SAN FRANCISCO (CN) - The lead guitarist of Journey sued San Francisco, claiming it "extorted" him for "outrageously high" permit fees to punish him for broadcasting his wedding to a reality TV star on pay-per-view.
Neal Schon sued the City and County of San Francisco and three top officials of its Parks and Recreation Department on Feb. 6 in Federal Court. His wife, Michaele Schon nee Salahi, and N & M Productions also are plaintiffs.
They claim the defendants created "outrageously high" permitting fees for their 2013 wedding at the Palace of Fine Arts to punish them for broadcasting the ceremony.
City officials said they did not want the couple to broadcast "a commercial event at this historic venue," according to the lawsuit.

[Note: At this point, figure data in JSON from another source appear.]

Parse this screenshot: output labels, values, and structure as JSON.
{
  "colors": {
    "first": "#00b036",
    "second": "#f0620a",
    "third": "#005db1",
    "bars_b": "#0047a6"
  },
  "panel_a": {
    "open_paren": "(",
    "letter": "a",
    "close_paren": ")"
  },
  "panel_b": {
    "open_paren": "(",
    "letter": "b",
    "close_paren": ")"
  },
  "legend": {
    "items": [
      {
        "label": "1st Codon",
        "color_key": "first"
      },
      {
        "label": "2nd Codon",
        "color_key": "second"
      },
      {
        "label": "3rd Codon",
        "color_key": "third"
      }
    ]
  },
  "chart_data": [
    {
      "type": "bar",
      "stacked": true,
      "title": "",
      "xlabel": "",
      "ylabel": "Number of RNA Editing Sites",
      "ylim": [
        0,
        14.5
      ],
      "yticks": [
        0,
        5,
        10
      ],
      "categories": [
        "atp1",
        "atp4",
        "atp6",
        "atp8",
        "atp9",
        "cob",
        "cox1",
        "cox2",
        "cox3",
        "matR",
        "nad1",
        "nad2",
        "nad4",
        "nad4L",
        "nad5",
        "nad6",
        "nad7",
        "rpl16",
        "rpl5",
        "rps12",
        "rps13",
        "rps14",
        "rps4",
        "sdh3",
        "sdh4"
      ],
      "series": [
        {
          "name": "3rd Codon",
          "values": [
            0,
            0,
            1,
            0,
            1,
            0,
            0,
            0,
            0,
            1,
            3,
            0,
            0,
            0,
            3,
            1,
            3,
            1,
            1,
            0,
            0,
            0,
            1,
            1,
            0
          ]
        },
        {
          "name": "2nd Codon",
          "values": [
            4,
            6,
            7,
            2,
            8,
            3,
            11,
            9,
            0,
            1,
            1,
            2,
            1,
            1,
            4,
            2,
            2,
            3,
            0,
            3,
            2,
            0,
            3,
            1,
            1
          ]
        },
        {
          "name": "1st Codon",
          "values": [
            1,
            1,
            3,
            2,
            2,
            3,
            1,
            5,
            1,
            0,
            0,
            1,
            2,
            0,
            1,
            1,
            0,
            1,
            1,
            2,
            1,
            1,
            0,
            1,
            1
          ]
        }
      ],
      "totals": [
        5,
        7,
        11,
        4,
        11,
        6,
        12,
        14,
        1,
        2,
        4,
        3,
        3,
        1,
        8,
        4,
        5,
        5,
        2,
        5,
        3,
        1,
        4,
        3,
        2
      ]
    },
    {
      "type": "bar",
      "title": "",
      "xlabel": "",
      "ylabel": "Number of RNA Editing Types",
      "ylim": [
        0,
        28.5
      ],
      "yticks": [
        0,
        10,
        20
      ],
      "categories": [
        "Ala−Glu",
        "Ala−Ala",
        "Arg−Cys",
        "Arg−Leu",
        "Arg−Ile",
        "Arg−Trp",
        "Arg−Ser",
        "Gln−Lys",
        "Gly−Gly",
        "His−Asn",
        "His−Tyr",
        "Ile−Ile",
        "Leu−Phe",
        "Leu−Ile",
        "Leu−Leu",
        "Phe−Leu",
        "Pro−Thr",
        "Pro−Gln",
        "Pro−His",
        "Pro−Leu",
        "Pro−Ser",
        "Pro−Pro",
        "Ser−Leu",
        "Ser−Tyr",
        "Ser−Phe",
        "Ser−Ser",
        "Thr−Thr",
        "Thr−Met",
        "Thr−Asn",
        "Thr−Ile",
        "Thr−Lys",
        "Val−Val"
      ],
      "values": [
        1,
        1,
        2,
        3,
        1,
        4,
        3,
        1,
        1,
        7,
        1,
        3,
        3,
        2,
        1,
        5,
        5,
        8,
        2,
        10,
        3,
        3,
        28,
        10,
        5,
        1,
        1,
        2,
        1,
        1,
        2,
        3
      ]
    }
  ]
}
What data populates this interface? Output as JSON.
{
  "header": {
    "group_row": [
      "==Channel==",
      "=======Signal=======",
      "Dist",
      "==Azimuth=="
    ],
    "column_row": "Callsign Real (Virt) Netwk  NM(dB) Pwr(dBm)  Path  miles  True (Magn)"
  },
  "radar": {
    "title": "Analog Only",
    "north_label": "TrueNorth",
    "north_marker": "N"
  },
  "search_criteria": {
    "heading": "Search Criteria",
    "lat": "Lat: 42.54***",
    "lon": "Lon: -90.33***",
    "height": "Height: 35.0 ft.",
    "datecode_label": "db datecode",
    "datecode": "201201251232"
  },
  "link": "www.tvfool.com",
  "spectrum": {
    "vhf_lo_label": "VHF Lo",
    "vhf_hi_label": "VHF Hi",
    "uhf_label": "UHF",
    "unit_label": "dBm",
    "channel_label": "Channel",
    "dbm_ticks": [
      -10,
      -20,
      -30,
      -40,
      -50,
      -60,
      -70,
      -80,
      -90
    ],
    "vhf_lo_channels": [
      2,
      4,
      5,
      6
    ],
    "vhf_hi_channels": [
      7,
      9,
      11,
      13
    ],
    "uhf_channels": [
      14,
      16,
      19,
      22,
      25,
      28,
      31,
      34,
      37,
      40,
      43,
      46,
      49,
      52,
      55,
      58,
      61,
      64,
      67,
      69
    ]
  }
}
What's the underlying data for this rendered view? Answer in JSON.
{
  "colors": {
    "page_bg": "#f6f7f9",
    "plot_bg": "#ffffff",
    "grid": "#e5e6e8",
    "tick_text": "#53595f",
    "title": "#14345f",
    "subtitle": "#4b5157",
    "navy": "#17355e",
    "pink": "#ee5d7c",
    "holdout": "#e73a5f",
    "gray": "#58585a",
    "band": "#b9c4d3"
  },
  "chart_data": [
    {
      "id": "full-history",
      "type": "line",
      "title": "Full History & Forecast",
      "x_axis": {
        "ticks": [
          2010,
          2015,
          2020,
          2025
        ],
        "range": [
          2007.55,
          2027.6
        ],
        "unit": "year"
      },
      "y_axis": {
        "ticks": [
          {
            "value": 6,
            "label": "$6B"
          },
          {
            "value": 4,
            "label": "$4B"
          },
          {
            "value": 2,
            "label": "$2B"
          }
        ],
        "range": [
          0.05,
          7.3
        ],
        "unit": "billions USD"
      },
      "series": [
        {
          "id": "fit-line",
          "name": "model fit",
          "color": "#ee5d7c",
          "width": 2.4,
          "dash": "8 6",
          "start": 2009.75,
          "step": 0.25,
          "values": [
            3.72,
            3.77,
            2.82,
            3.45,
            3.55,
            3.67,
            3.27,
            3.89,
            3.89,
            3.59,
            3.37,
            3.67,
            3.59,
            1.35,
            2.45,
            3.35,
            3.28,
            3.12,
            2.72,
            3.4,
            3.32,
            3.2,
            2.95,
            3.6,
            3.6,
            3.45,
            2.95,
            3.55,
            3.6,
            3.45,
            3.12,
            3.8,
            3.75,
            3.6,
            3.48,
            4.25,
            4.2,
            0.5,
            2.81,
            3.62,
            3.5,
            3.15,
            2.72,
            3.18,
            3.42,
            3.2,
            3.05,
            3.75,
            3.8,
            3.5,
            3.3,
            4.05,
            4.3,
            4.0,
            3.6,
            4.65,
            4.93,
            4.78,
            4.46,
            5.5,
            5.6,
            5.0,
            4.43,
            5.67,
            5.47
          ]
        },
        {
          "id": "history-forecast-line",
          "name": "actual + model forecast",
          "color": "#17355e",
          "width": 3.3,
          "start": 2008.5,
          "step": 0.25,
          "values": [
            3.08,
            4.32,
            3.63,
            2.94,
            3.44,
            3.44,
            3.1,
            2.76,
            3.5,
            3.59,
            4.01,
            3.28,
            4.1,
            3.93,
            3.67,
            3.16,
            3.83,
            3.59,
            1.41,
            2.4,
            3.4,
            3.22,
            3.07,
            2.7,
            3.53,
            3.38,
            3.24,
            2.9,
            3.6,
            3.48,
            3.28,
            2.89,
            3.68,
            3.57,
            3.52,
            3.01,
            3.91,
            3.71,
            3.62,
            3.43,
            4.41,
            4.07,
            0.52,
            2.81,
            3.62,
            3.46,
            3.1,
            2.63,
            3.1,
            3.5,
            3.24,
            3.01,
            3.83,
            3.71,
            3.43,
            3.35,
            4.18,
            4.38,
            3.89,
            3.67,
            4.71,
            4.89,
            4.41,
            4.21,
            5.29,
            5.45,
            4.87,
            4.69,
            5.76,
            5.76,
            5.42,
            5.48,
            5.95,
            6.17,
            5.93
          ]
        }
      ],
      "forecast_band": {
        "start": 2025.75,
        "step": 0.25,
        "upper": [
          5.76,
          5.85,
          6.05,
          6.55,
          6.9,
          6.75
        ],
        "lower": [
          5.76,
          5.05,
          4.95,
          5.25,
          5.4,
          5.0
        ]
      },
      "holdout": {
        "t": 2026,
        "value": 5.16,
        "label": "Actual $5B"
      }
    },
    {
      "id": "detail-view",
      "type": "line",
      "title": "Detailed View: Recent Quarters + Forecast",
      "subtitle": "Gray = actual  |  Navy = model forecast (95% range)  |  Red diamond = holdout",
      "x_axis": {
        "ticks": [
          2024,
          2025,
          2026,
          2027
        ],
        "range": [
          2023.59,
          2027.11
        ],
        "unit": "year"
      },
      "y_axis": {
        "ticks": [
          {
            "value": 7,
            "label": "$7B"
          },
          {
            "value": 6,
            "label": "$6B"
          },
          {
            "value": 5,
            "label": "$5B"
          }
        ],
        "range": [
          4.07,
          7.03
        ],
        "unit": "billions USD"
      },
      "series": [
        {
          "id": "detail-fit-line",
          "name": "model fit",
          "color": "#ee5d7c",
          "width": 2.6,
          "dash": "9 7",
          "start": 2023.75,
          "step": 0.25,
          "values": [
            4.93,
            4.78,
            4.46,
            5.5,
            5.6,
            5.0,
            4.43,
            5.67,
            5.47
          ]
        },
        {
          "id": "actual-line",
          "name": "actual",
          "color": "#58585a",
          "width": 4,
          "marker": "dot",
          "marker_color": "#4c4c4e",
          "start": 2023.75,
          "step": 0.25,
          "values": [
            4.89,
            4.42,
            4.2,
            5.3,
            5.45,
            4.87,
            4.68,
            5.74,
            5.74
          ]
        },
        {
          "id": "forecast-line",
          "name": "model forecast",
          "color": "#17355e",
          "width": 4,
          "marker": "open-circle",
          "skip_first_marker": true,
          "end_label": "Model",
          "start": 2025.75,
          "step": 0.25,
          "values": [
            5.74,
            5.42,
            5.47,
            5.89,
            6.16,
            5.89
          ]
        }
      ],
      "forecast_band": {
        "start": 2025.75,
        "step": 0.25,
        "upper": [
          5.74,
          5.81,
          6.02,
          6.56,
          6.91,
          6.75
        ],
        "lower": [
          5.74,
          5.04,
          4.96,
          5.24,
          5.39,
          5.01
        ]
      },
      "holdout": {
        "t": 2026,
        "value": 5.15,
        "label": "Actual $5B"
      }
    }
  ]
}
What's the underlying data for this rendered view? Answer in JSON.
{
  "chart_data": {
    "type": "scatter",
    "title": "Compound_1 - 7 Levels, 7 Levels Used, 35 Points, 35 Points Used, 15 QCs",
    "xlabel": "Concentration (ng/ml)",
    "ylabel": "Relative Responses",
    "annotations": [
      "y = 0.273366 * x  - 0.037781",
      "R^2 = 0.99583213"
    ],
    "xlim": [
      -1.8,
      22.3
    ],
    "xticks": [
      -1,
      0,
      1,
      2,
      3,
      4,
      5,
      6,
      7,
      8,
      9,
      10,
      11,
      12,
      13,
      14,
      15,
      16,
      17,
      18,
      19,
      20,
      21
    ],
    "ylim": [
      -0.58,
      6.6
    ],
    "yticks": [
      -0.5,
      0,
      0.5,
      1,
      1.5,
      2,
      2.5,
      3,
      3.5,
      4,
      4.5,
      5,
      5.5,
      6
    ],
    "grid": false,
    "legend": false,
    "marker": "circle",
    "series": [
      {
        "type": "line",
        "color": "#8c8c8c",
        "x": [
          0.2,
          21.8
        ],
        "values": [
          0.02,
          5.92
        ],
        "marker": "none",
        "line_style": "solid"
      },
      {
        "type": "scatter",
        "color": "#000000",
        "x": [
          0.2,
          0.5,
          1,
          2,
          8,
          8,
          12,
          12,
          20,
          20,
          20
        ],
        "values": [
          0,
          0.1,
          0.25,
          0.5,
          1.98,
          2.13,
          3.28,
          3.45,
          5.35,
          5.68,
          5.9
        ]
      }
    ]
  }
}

In addition to paying rental fees of $35,000, the rock star said he had to pay a $100,000 "premium reservation fee" and a $50,000 "park regeneration fee" for the Dec. 15 wedding.
The combined fees were "more than 200 times the next highest fee ever paid for the use of the Palace of Fine Arts," the lawsuit claims.
Schon complains that his filming permit cost $25,000, far more than the filming of "Dawn of the Planet of the Apes," which cost only $1,200. Payments to the city, including for filming permits, ended up being nearly $240,000.
City officials set the fees "without regard to any guidelines set forth in city ordinances," the Schons say.
They claim the defendants "unlawfully used (their) unfettered discretion to arbitrarily discriminate against plaintiffs based simply on who they are, their perceived economic status, and their exercise of their free speech rights."
The Schons also claim the city did not allow them to take photographs in front of the Palace of Fine Arts, and that officials wouldn't let them use a room in the old Exploratorium that they named "Sexy," to fit their theme of "Royal, Sexy, Magic."
"Defendants expressed distaste for the stated theme of the room and concern that the room would suggest profane or pornographic thematic elements," the complaint states. That violated their First Amendment rights, the Schons say.
"Neal and Michaele Schon suffered emotional distress," the complaint states. "Plaintiffs should have been excited and happy in the days leading up to their wedding. Instead, they were being extorted by defendants. Plaintiffs felt they had no choice but to pay the illegal fees defendants demanded days before their wedding was to take place."
The Schons seek declaratory judgment and punitive damages for constitutional violations and discrimination.
They are represented by James Quadra, with Quadra & Coll.